Die Freiwilligen des IB Freudenstadt präsentierten ihre Arbeit zum Thema "Begegnung auf Augenhöhe". Foto: Internationaler Bund

Freiwilligendienst: Seminargruppe des Internationalen Bunds aus Freudenstadt präsentiert Arbeit.

Freudenstadt - So viele junge Leute habe er in seinem Ministerium noch nie gesehen, sagte Ministerialdirektor Wolf-Dietrich Hammann. In das Ministerium für Integration waren 20 Freiwillige des Internationalen Bunds (IB) gekommen, um die Ergebnisse ihrer Seminararbeiten zu präsentieren.

Die Seminararbeiten stehen, wie das gesamte Freiwillige Soziale Jahr beim IB Baden-Württemberg, in diesem Jahr unter dem Motto "Flüchtlinge brauchen Perspektiven". In ihren Seminargruppen an neun verschiedenen IB-Standorten – darunter auch Freudenstadt – hatten sich die Freiwilligen intensiv ganz unterschiedlich mit diesem Thema beschäftigt.

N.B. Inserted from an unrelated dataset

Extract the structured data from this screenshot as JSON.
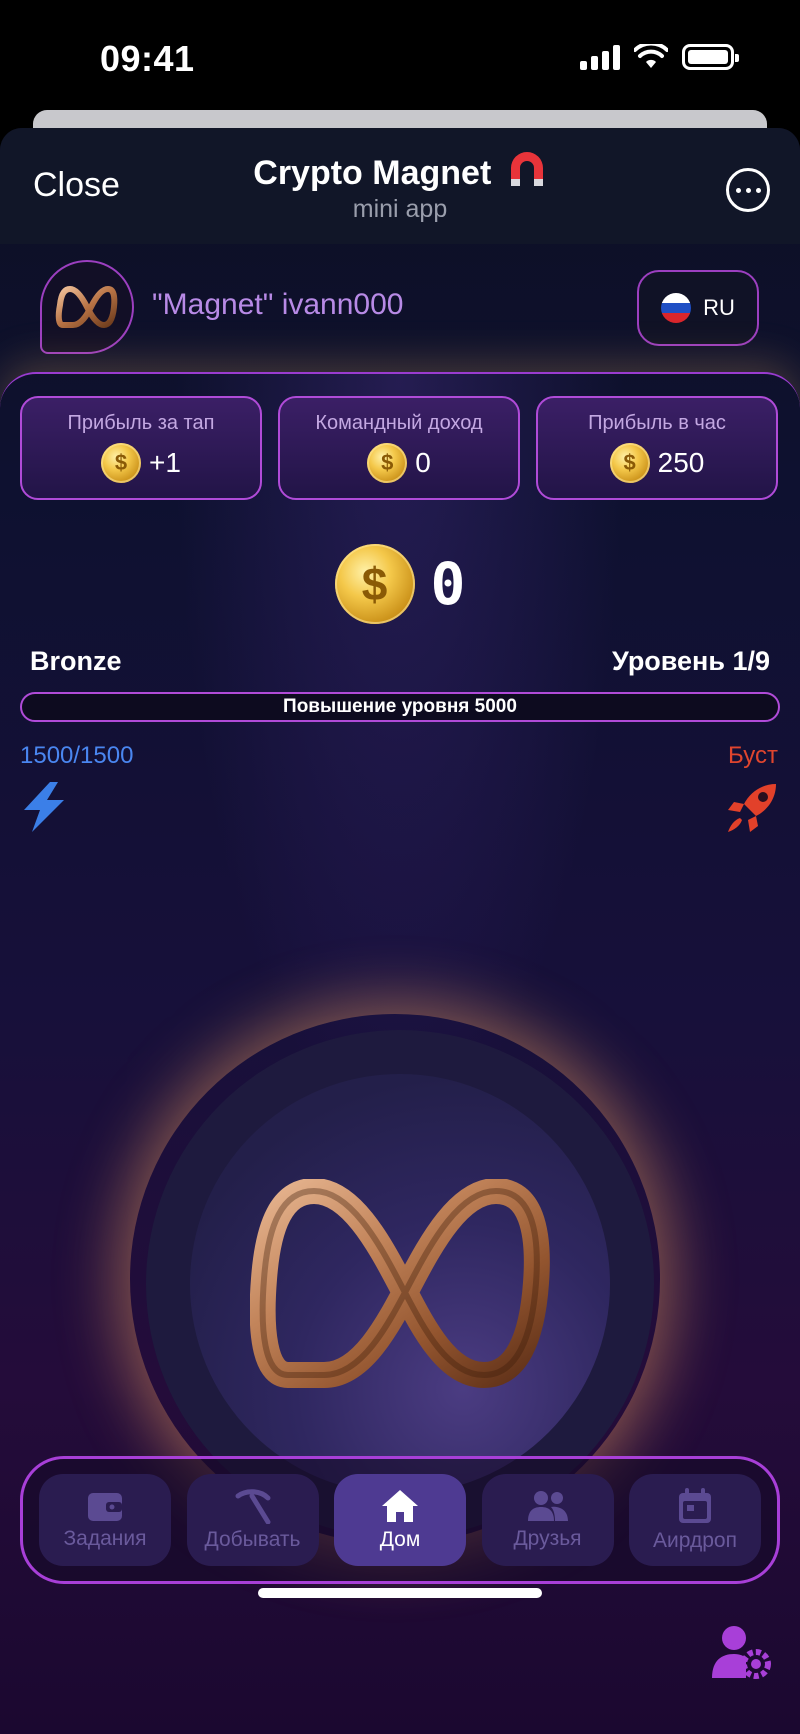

Dazu hatten sie sich zum Beispiel in Gruppenarbeit gemeinsam mit pädagogischen Mitarbeitern mit ihren Gedanken, Ideen und Gefühlen zu den Themen Flucht, Heimat und Menschenrechte auseinandergesetzt.

Die Freudenstädter FSJ-Gruppe hatte sich dabei praktisch mit einem Seminar, das gemeinsam mit Flüchtlingen als Teilnehmer gestaltet wurde, eingebracht. Das Motto der FSJ-Seminarwoche hieß "Begegnung auf Augenhöhe" und beinhaltete an den Vormittagen die Erarbeitung der Theorie. Gemeinsam mit Rechtsanwalt Stierlen schauten sie sich dabei das Asylgesetz an, und Therese Richter vom Freundeskreis Asyl berichtete von ihren Erfahrungen.

Zur Präsentation der Ergebnisse in Stuttgart waren aus ganz Baden-Württemberg die Freiwilligen ins Integrationsministerium angereist. Nach einer Begrüßung durch Ministerialdirektor Wolf-Dietrich Hammann begannen die Freiwilligen der verschiedenen Standorte mit der Vorstellung ihrer Ergebnisse.

Das Spektrum der verschiedenen Seminargruppen war so vielschichtig wie das Thema Flüchtlinge es erwarten lässt. So berichteten die vier Repräsentantinnen, Alina Killinger aus Horb, Charis Reich aus Dornstetten, Marina Lutz aus Waldachtal und Deborah Haas aus Freudenstadt von ihrer Seminarwoche im Februar in Freudenstadt.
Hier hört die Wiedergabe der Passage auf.